Probably the easiest way to navigate through their averages is by using their [pdglive website](http://pdglive.lbl.gov/). Let's open it and go to the Z-boson page. Their mass value is:
$$m_Z^{\text{PDG}} = 91.1876 \pm 0.0021\text{ GeV}.$$
Huh! Our value is 8-9 sigmas away!..

### Likelihood error
The error for $m_Z$ that we got was estimated from the likelihood function to be (in my case) 0.04 GeV. This is what's called a **statistical error**, it would be the only error in case the following two assumptions were true:
  - the data we're looking at was produced with exact same probability density function as we used for our likelihood;
  - each measurement in individual events has infinite precision and no bias.
  
Actually, both of these are false. Because of that there's also a **systematic error**.

#### Model systematics
Here is a CMS paper on the Z and W production cross section measurement: http://cdsweb.cern.ch/record/1337017

There's the following plot in that paper:
![CMS Z->mumu with simulated components](https://twiki.cern.ch/twiki/pub/CMSPublic/EWK-10-005/Zmumu_log.png)

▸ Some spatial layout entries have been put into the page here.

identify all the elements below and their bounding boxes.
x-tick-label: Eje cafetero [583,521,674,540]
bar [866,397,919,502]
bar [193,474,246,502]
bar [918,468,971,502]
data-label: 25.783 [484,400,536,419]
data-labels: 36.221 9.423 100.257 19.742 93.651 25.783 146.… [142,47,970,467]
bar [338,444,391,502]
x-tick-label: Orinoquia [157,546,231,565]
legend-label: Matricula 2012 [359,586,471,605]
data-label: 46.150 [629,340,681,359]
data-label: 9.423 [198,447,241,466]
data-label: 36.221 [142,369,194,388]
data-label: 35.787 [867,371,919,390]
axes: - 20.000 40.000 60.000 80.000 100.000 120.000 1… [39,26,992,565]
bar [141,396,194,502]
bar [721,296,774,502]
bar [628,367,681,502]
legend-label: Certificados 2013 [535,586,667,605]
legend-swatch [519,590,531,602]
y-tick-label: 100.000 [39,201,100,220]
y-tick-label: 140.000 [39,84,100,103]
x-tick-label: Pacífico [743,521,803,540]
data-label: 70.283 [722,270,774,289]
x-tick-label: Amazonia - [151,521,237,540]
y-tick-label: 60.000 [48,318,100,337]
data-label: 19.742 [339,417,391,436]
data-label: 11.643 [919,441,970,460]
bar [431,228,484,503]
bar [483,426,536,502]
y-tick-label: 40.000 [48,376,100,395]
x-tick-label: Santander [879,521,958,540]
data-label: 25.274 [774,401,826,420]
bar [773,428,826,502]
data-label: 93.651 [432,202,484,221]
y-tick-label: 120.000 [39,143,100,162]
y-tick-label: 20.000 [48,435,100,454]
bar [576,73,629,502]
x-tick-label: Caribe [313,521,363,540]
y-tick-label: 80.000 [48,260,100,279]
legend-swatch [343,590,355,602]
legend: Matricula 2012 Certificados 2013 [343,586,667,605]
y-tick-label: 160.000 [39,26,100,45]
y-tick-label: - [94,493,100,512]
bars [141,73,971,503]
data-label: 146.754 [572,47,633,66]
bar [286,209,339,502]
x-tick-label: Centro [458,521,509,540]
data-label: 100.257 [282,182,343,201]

This is the invariant mass spectrum from the $\mu^+\mu^-$ events; components from different processes are highlighted.

One can see that there are non-trivial background components that we did not take into account in our model.

Taking this background into account would take some effort: you have to know how many background events there are (this depends on relative decay probabilities and on the probabilities to reconstruct them), and you have to know the shape of the distribution (one could run a simulation to obtain this shape).

Also our signal model is quite simple. Analytical signal shape is too hard to derive, usually simulations are done to derive it as well.

#### Detector systematics
Invariant mass is calculated from the muon parameters. More precisely, it's calculated from muon momenta. There's an irreducible uncertainty up to which detector can measure the momentum - this can be estimated when the detector is calibrated.